Hablar con la IA: ¿Herramienta o refugio?

 

Los entornos de conversación con IA se están haciendo un hueco cada vez más importante en la vida de adolescentes y jóvenes. Acuden a ella para preguntar, desahogarse, sentirse escuchados o encontrar alivio inmediato. Nos preocupa que esa disponibilidad permanente, su capacidad para dar respuestas que parecen ajustarse a lo que cada persona necesita y su forma de estar siempre accesible hagan que empiece a ocupar el lugar de conversaciones, apoyos o vínculos personales.

Nos mueve la necesidad de comprender mejor este fenómeno. Creemos que la IA puede ser una herramienta útil, pero necesitamos distinguir cuándo acompaña una tarea y cuándo se convierte en refugio emocional. Entender qué ofrece, qué necesidades parece cubrir y qué riesgos aparecen cuando ocupa espacios propios del vínculo humano es clave para poder acompañar este uso de una manera más consciente y responsable.

Relación con la PORNOGRAFÍA

La pornografía está marcando la manera en que adolescentes y jóvenes viven las relaciones afectivo-sexuales. Influye en sus expectativas sobre el deseo, en cómo se perciben a sí mismos y en aspectos clave como la autoimagen y la autoestima.
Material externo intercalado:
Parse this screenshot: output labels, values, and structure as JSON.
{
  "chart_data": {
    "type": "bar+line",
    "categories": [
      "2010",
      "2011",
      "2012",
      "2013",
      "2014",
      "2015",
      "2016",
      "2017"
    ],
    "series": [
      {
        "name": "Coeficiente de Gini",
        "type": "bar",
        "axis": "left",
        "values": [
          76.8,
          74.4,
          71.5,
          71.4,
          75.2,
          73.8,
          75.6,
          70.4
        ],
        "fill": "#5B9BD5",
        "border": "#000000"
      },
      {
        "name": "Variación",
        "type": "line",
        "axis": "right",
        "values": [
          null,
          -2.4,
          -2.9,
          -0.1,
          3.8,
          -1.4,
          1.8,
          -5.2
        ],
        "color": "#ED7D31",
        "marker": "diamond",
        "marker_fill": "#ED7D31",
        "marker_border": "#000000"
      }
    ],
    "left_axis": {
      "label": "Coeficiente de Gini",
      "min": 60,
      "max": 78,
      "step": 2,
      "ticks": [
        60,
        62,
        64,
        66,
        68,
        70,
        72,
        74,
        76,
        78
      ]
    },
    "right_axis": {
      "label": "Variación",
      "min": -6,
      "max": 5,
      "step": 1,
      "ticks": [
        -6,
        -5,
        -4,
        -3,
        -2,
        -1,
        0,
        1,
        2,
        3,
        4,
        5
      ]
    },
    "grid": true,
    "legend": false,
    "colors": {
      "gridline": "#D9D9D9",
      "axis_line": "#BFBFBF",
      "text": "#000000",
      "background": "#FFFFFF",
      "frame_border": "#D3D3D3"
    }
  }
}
La tecnología permite la creación y divulgación de contenido altamente personalizado: la generación de imágenes y videos realistas que se adaptan a las preferencias individuales hace que la experiencia de consumir pornografía sea más inmersiva y personal, lo que puede aumentar la dependencia.

 

Cuando jugar deja de ser un juego


Nos mueve la necesidad de comprender mejor el mundo del videojuego y el lugar que ocupa en la vida de niños, niñas y adolescentes. Nos preocupa que, a veces, el juego se convierta en refugio o evitación sin que sepamos acompañarlo. Nos preocupa que se normalicen dinámicas que atrapan la atención y dificultan dejar de jugar. 

Creemos que jugar puede ser una experiencia valiosa y creativa para disfrutar de verdad. Para eso, necesitamos criterio para reconocer lo bueno del juego sin quedar atrapadas en sus mecánicas de enganche. 

Un nuevo CHUPETE DIGITAL

 

Las pantallas irrumpen con fuerza en la dinámica familiar, desplazando momentos de juego y comunicación. Atrapan la atención de todos los miembros, incluso desde la primera infancia.  Se convierten en el chupete digital que calma emociones, entretiene y facilita momentos de tranquilidad. 

Surge una inmensa oferta de  contenidos adaptados a las necesidades que los dispositivos han ido creando. Una invasiva publicidad disfrazada muchas veces de «educativa» que garantiza una mejora notable tanto en el aprendizaje con en la inteligencia incluso desde bebés. ¡Todo un arte para el engaño!


Nuevos REFERENTES

 

En una etapa tan delicada como la preadolescencia y la adolescencia, encuentran nuevos modelos de referencia. A menudo crean un ideal de identidad que no se corresponde con unos patrones sanos para su verdadero bienestar. 

No están a gusto con su imagen, viven pendientes de la opinión de l@s demás, sienten presión por cumplir unas altas expectativas, la sexualización del cuerpo se adelanta,  la necesidad de consumo aumenta… La vida se vuelve monótona y lenta si no están ante el ritmo acelerado de una pantalla.

Nuevas formas de OCIO, CONSUMO, RELACIÓN...

Se normalizan formas de ser y de estar aparentemente inofensivas: videojuegos con alto poder de adicción con micropagos y cajas de botín, apuestas deportivas y juego online como nuevas formas de ocio, pornografía como la nueva educación sexual, modelos con una imagen difícil y peligrosa de alcanzar… Se fomenta una baja tolerancia a la frustración, consíguelo ya, todo a golpe de click, cómpralo ya, no esperes a mañana. ¡Todo una arte para un aparente y deseado bienestar!